If confirmed to exist and then accurately mapped, lunar water ice would become an oasis for future lunar explorers, allowing them not only to carry less water, oxygen and fuel from Earth, but also to use those commodities to supply outbound missions.
One established at these secure outposts, astronauts will be able to explore the rest of the lunar surface relatively easily. For these new lunar explorers, all things finally will become possible.
Since the Apollo landings, the majesty of the moon’s most mysterious places has been mostly forgotten, replaced with the false impression that – having sent a half dozen crews to the lunar surface – we have “been there, done that.”
The truth is, we haven’t been there or done that. As I wrote in “Leaving Earth,” four of the six Apollo landing sites were chosen because of how boring and therefore safe they looked. With all six missions, the dozen Apollo astronauts explored less territory than a New York City cab driver sees in a day’s work.
There are as-yet-unvisited places on the moon that are not only scientifically intriguing, but also incredibly beautiful.

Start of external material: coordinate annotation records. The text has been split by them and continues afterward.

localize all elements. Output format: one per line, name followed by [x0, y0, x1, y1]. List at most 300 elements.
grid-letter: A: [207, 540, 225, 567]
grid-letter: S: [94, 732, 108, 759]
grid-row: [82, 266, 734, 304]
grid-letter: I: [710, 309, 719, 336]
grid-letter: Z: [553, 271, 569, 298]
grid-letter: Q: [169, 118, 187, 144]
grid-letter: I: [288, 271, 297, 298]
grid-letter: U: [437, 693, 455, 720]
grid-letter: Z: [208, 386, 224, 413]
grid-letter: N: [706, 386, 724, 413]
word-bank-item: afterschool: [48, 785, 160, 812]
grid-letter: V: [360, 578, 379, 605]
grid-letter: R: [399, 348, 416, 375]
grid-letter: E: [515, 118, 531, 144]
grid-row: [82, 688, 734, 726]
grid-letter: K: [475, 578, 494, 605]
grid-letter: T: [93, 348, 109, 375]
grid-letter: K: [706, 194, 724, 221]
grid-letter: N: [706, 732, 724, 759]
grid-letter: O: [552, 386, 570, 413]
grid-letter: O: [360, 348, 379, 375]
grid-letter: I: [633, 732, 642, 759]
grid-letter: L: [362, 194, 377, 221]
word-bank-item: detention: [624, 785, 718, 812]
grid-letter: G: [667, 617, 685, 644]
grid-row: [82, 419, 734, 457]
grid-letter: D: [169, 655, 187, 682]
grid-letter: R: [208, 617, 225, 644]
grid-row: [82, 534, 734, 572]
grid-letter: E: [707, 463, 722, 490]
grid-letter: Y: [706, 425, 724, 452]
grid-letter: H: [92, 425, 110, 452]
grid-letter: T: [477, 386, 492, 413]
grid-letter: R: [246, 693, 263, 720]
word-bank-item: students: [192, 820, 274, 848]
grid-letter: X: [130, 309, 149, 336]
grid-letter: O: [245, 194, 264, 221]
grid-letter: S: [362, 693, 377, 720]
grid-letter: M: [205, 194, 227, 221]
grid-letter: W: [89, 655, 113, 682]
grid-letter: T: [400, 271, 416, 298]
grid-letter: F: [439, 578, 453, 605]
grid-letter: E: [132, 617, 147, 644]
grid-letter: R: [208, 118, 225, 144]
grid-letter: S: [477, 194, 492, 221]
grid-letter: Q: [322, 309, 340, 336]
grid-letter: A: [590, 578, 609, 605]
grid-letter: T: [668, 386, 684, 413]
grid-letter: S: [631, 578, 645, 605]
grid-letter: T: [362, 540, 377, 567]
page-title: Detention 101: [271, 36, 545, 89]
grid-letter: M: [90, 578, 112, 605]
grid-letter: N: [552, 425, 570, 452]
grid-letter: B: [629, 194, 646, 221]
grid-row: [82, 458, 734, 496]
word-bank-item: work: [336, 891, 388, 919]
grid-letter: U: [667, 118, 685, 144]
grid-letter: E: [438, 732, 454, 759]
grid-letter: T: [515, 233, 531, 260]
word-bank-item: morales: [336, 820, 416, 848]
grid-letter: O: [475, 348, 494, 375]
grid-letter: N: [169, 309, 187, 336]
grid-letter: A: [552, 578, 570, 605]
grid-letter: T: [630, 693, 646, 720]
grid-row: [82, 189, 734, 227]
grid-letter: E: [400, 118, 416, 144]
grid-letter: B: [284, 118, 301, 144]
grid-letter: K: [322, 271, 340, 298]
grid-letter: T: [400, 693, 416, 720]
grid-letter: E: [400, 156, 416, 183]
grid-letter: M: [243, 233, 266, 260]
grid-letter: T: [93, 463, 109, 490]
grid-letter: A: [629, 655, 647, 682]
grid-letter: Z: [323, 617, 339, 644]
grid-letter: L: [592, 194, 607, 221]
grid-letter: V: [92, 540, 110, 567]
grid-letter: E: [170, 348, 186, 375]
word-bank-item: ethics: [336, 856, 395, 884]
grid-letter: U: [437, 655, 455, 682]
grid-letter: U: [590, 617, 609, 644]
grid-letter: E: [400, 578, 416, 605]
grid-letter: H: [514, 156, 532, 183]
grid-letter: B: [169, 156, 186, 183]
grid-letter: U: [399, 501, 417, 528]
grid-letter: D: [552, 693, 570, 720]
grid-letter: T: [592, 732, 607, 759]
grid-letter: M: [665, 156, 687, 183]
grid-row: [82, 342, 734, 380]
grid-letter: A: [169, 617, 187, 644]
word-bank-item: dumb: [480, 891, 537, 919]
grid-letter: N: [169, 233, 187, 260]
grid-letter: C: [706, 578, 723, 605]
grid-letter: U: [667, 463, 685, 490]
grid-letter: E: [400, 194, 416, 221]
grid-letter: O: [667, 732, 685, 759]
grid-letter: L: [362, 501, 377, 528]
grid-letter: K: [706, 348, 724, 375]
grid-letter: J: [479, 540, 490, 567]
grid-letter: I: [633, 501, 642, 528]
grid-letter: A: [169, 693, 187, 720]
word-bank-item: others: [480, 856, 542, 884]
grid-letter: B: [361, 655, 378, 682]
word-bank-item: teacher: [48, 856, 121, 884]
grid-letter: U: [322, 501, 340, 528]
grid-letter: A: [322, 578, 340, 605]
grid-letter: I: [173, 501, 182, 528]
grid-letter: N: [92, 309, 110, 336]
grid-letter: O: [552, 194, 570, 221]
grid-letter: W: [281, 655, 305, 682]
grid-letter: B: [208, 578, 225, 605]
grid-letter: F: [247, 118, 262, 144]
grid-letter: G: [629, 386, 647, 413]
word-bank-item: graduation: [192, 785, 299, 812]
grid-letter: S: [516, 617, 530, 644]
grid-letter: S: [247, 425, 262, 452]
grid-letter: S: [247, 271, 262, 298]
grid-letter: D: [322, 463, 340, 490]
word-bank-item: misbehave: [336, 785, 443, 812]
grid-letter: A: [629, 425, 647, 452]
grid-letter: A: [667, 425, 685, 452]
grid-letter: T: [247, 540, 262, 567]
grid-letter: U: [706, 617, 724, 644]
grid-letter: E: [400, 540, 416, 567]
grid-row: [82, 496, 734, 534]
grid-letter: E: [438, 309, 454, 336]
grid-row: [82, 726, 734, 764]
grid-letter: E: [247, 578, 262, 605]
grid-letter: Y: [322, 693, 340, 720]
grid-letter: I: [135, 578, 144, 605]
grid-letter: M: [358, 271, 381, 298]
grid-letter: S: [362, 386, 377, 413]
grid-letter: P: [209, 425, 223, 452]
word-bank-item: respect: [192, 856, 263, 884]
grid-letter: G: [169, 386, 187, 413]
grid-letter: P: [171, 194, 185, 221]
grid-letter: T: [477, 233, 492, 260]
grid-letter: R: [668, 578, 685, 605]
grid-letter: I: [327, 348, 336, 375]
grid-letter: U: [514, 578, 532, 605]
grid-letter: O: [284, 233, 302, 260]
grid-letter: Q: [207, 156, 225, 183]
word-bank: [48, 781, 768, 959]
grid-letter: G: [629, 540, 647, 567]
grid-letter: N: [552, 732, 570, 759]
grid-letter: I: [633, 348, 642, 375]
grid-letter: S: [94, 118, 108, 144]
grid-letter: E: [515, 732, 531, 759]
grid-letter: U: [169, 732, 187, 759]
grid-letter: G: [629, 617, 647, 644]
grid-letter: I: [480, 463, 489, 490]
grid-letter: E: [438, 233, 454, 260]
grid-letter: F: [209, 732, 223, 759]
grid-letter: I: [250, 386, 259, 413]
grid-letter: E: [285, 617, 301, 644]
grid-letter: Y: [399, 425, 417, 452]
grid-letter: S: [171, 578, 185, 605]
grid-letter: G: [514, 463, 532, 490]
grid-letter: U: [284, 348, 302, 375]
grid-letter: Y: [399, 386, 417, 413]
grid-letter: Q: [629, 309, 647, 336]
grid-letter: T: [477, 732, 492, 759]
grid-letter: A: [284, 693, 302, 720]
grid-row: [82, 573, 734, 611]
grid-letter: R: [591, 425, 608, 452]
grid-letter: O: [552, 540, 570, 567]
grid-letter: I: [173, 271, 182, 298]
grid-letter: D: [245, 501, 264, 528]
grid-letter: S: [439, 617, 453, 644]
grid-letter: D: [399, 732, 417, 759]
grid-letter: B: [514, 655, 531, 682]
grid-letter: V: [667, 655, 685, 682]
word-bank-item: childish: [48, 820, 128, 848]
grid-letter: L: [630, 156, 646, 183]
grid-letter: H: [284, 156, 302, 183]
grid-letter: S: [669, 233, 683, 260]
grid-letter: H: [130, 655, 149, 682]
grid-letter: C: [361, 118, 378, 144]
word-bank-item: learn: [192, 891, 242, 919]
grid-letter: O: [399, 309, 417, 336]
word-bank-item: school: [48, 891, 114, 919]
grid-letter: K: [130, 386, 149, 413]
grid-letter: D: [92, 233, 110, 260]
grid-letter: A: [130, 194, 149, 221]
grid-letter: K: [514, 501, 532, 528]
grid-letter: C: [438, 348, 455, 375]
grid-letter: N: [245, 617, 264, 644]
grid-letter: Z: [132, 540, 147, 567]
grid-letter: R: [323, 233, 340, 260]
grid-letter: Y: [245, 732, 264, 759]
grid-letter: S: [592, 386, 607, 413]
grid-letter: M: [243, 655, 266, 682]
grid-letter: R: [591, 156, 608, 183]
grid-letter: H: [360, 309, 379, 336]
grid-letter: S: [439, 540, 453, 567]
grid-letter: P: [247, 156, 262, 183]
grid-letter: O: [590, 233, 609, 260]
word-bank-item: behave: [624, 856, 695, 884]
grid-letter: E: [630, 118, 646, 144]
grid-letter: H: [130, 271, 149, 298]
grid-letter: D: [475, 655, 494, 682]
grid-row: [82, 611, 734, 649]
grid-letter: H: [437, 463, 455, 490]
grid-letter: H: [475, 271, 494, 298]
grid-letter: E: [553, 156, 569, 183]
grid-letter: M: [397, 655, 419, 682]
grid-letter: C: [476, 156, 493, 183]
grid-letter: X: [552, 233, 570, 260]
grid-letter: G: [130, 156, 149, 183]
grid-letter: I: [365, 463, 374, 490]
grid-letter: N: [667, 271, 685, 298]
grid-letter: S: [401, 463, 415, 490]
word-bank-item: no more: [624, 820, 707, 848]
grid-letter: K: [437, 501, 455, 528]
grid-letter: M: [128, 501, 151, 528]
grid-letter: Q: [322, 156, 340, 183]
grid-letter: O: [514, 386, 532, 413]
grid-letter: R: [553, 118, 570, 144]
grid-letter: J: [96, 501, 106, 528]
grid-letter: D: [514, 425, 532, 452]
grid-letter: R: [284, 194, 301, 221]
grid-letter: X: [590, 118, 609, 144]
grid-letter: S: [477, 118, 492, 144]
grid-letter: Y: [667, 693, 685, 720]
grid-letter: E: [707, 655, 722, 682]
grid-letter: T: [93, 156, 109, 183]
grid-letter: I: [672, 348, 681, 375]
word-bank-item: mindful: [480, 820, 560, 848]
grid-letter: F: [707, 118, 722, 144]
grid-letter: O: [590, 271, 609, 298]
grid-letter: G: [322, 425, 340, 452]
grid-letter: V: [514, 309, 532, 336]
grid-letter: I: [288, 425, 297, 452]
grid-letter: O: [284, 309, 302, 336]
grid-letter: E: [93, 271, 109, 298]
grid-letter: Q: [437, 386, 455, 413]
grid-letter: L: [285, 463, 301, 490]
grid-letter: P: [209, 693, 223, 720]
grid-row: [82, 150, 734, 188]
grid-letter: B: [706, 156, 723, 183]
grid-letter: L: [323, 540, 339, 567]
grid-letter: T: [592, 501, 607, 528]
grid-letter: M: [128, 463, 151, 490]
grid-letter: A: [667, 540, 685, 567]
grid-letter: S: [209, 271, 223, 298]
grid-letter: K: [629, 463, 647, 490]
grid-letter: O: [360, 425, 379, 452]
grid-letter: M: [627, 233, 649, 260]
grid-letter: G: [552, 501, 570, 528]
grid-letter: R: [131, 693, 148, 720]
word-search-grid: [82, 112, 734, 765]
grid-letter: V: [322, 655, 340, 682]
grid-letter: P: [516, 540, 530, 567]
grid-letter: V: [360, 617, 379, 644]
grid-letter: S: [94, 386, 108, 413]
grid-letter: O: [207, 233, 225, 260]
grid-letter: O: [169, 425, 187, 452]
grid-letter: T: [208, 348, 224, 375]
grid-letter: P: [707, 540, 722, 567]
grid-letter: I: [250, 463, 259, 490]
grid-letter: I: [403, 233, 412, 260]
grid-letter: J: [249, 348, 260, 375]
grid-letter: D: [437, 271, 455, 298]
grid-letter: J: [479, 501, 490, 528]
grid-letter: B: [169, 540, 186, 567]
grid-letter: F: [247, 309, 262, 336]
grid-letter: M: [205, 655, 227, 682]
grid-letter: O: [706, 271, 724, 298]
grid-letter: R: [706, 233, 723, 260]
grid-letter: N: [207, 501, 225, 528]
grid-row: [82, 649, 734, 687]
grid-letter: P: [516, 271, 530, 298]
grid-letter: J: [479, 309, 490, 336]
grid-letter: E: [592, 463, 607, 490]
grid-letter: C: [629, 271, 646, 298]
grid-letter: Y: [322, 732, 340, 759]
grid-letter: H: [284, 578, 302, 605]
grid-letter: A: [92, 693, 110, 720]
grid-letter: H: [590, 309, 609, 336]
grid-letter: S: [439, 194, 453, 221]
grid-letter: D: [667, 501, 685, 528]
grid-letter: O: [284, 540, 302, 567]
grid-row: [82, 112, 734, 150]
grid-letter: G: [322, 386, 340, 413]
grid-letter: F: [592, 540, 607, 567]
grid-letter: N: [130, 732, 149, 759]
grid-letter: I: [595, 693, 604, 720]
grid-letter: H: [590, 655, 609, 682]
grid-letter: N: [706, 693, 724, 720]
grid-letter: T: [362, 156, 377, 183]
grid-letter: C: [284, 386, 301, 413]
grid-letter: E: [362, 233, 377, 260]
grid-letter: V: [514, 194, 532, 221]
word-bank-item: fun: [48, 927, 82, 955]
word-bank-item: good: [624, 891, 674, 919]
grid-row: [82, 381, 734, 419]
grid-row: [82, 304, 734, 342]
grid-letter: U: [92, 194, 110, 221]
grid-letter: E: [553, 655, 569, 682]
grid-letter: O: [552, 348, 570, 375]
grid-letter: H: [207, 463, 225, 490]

Consider as just one example the crater Copernicus, one of the largest and most distinct features on the lunar surface. Pictures taken from orbit show that one could easily stand on the crater’s 3,000 foot-high rim and look across its floor, past the cluster of 1,300 foot central peaks, to the far rim some 60 miles away.
Such a view not only would dwarf the Grand Canyon in scale, but also – with the moon’s pitch-black sky and crystal-clear view – far exceed it in grandeur.
Yet this is only one place. The far side of the moon, for example, has been barely glimpsed by a handful of humans and its detailed mapping has hardly begun.
With SMART-1 in lunar orbit and other robots soon to follow, the stage is set for the permanent return of humans to the moon in the next decade.
Robert Zimmerman is an independent space historian and the author of “Genesis: the Story of Apollo 8.” His most recent book, “Leaving Earth,” was awarded the Eugene M. Emme Award by the American Astronautical Society for the best popular space history in 2003.